Deploying Apps
There are three ways to deploy to Caster: paste code, upload a file, or git push. This page explains how deployments work, how to view build logs, and how to roll back.
How Deployments Work
Every deployment follows the same pipeline:
- Receive — Caster receives your files (paste, upload, or git push)
- Build — A Docker image is built (nginx for static sites, or your custom Dockerfile)

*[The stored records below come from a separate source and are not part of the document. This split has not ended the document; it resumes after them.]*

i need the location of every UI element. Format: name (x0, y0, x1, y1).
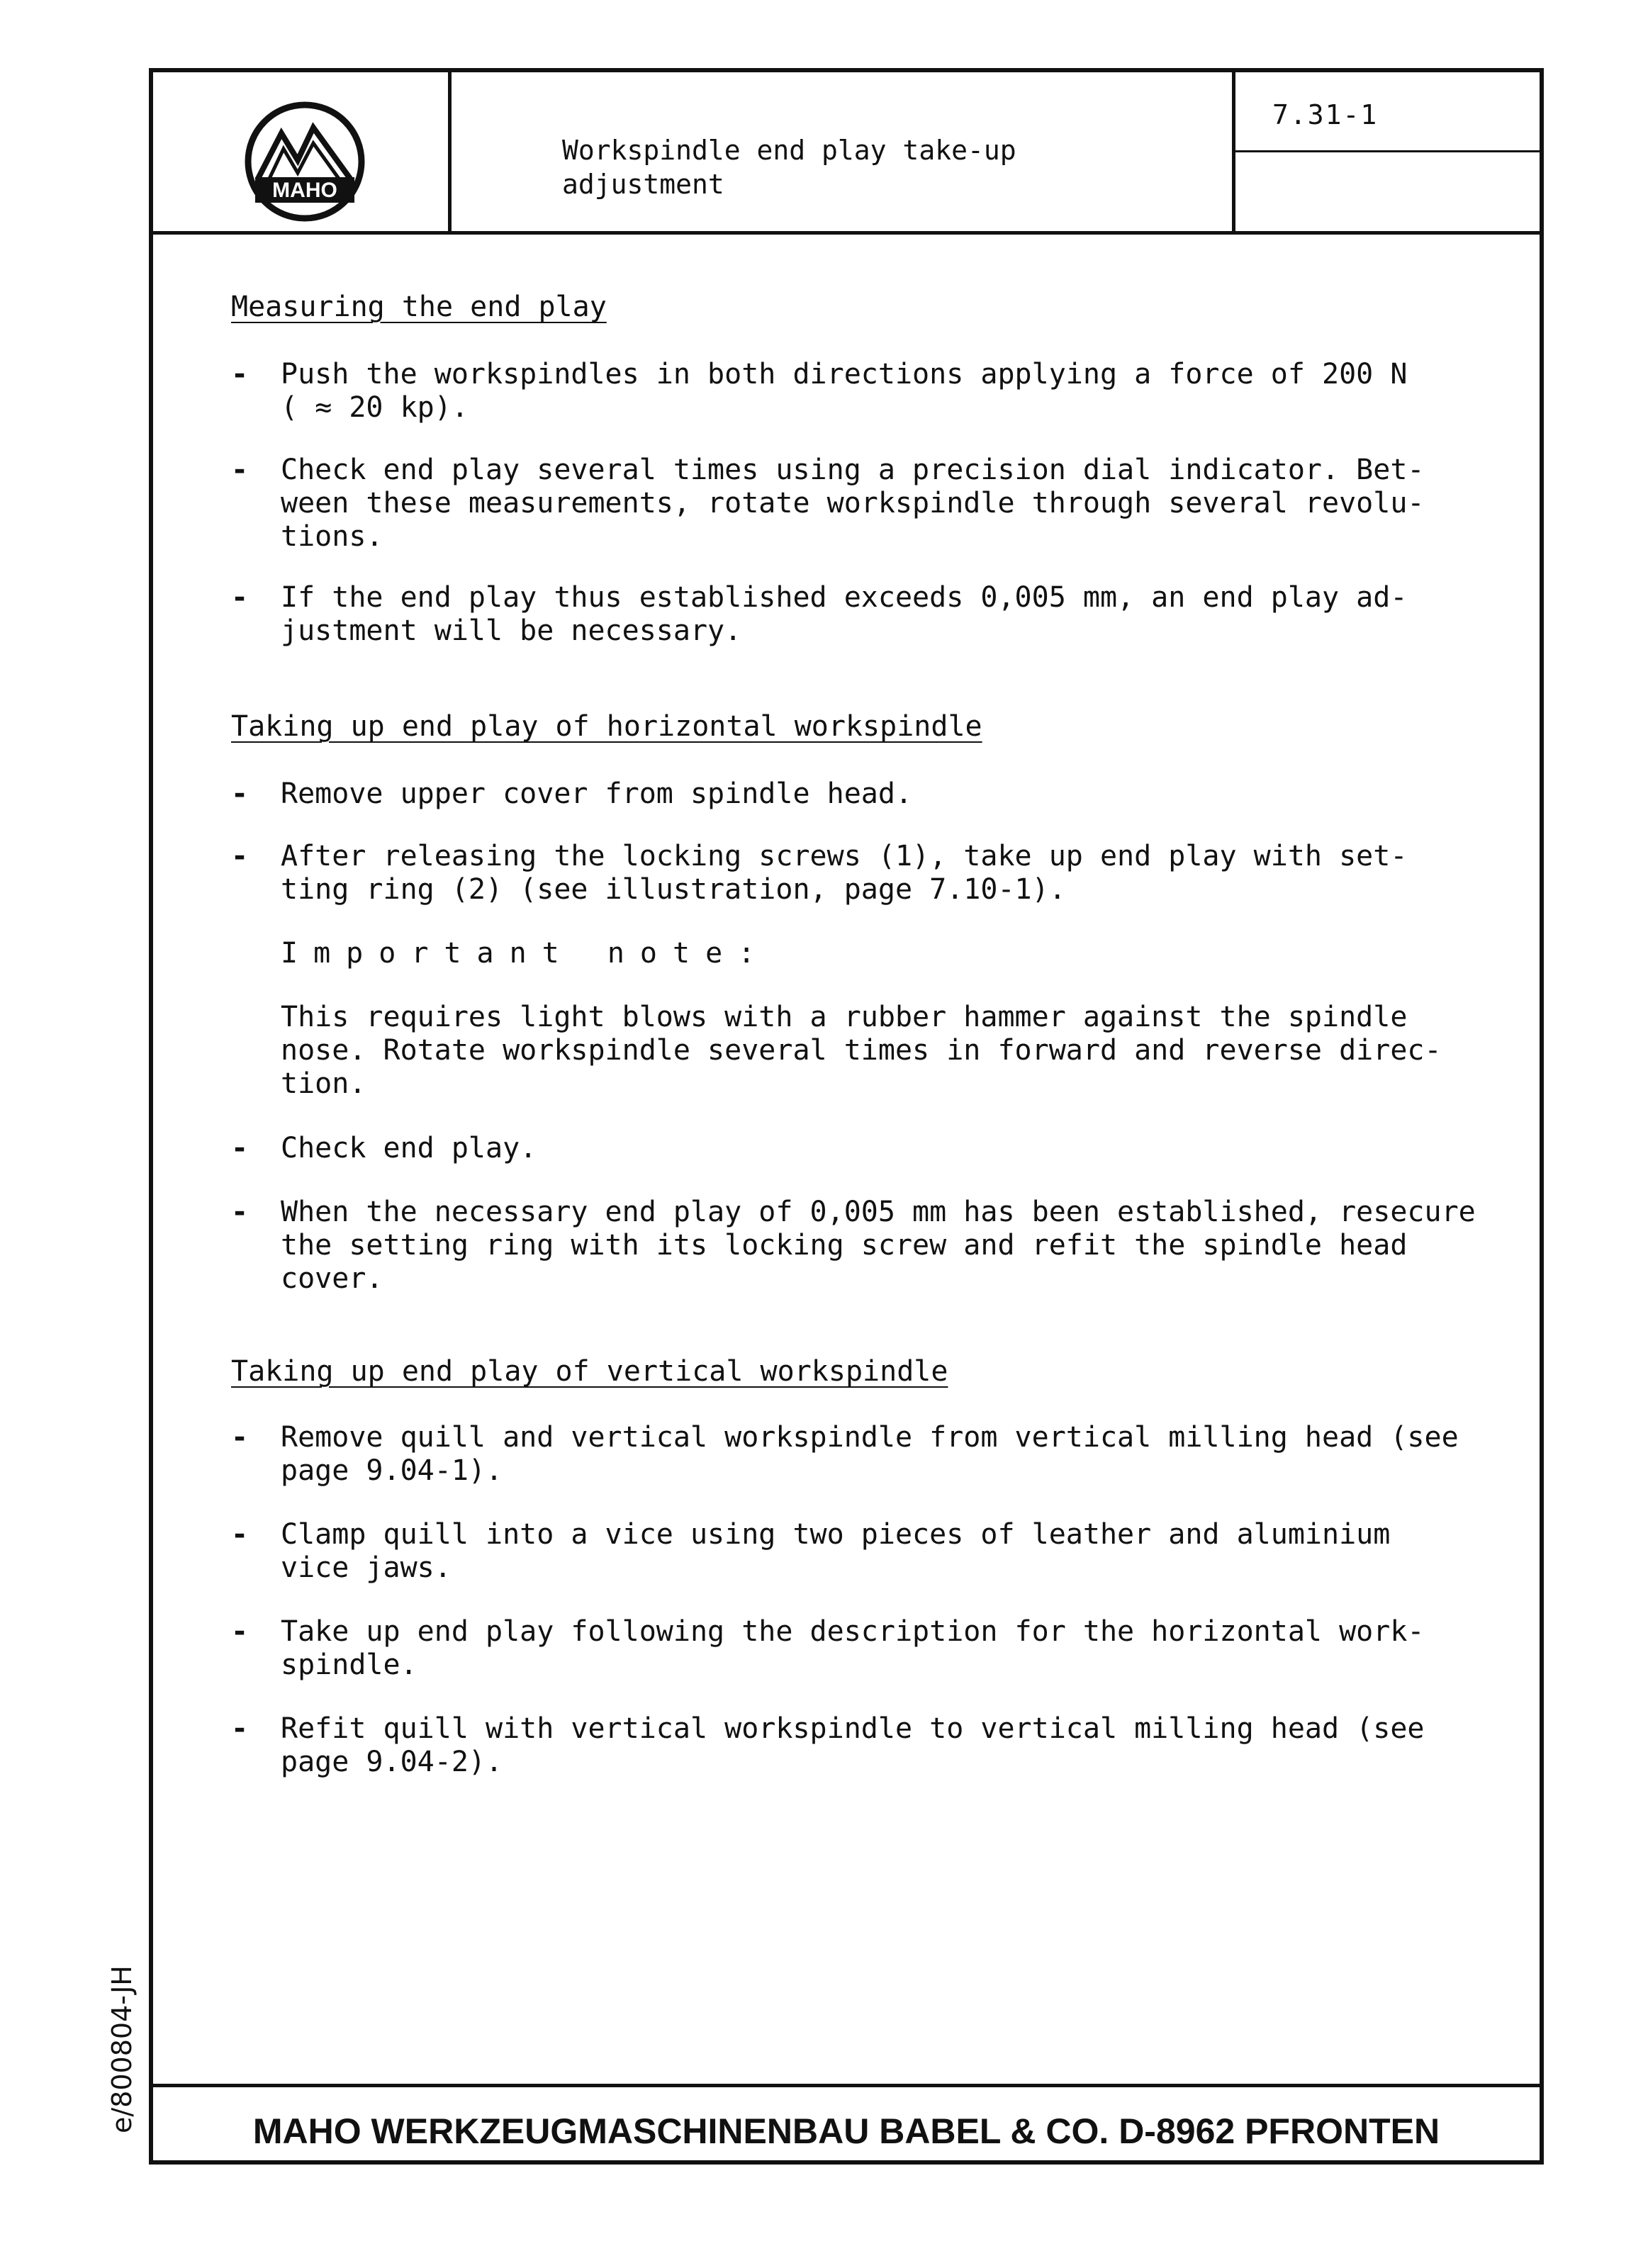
footer-divider (149, 2084, 1544, 2087)
maho-logo (242, 99, 367, 224)
page-number: 7.31-1 (1272, 99, 1379, 130)
bullet-dash: - (231, 358, 249, 391)
bullet-dash: - (231, 1421, 249, 1454)
list-item-text: After releasing the locking screws (1), take up end play with set- ting ring (2) (see illustration, page 7.10-1). (281, 840, 1408, 906)
bullet-dash: - (231, 581, 249, 614)
header-logo-divider (448, 68, 452, 232)
important-note-text: This requires light blows with a rubber hammer against the spindle nose. Rotate workspindle several times in forward and reverse direc- tion. (281, 1001, 1442, 1100)
bullet-dash: - (231, 1132, 249, 1164)
list-item-text: Push the workspindles in both directions applying a force of 200 N ( ≈ 20 kp). (281, 358, 1408, 424)
bullet-dash: - (231, 1196, 249, 1228)
important-note-title: Important note: (281, 937, 771, 970)
list-item-text: Remove quill and vertical workspindle from vertical milling head (see page 9.04-1). (281, 1421, 1459, 1487)
list-item-text: When the necessary end play of 0,005 mm has been established, resecure the setting ring with its locking screw and refit the spindle head cover. (281, 1196, 1476, 1295)
bullet-dash: - (231, 1518, 249, 1551)
list-item-text: If the end play thus established exceeds 0,005 mm, an end play ad- justment will be necessary. (281, 581, 1408, 647)
bullet-dash: - (231, 1615, 249, 1648)
list-item-text: Take up end play following the description for the horizontal work- spindle. (281, 1615, 1425, 1681)
bullet-dash: - (231, 454, 249, 486)
document-title: Workspindle end play take-up adjustment (562, 135, 1016, 200)
footer-company: MAHO WERKZEUGMASCHINENBAU BABEL & CO. D-8962 PFRONTEN (252, 2111, 1440, 2151)
section-heading-measuring: Measuring the end play (231, 291, 607, 323)
section-heading-horizontal: Taking up end play of horizontal workspindle (231, 710, 982, 743)
logo-text: MAHO (272, 179, 337, 202)
document-code: e/800804-JH (106, 1965, 138, 2133)
list-item-text: Check end play several times using a precision dial indicator. Bet- ween these measurements, rotate workspindle through several revolu- tions. (281, 454, 1425, 553)
list-item-text: Remove upper cover from spindle head. (281, 777, 913, 810)
header-divider (149, 231, 1544, 235)
header-page-split (1233, 150, 1544, 152)
section-heading-vertical: Taking up end play of vertical workspindle (231, 1355, 948, 1388)
bullet-dash: - (231, 840, 249, 872)
bullet-dash: - (231, 1712, 249, 1745)
bullet-dash: - (231, 777, 249, 810)
list-item-text: Clamp quill into a vice using two pieces of leather and aluminium vice jaws. (281, 1518, 1391, 1584)
list-item-text: Refit quill with vertical workspindle to vertical milling head (see page 9.04-2). (281, 1712, 1425, 1778)
list-item-text: Check end play. (281, 1132, 537, 1164)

- Deploy — The new container replaces the previous one
- Route — HTTPS traffic is routed to your container automatically
The entire process typically takes under a minute.
Deployment Methods
Paste Deploy
Paste HTML or other files directly in the browser or via the API. Best for quick deploys and chatbot-generated sites.
File Upload
Upload a .zip, .tar.gz, or .tar archive. Good for projects with multiple files.
Git Push
Push to main to trigger a deployment. Requires an SSH key. Best for ongoing development.
Static Sites
If your project doesn't include a Dockerfile, Caster automatically serves it as a static site using nginx. Your files are copied into /usr/share/nginx/html and served on port 80.
If you include a Dockerfile, Caster uses it instead — this lets you deploy dynamic apps in any language.
Viewing Deployment History
From the site detail page, you can see all deployments with their status, commit/content hash, and timestamp. Click Logs on any deployment to view the build output.
Build Logs
Build logs show the full output from the Docker build. If a deployment fails, the build log will contain the error. Common issues:
- Build errors in your Dockerfile
- The container not listening on the port declared by
EXPOSE(defaults to 80) - Missing dependencies
Rolling Back
If a deployment causes issues, you can roll back to the previous version:
- Go to the site detail page
- Click Rollback in the deployment history section
- The previous container image is redeployed immediately — no rebuild needed
Rollbacks are instant because they reuse the previously built container image.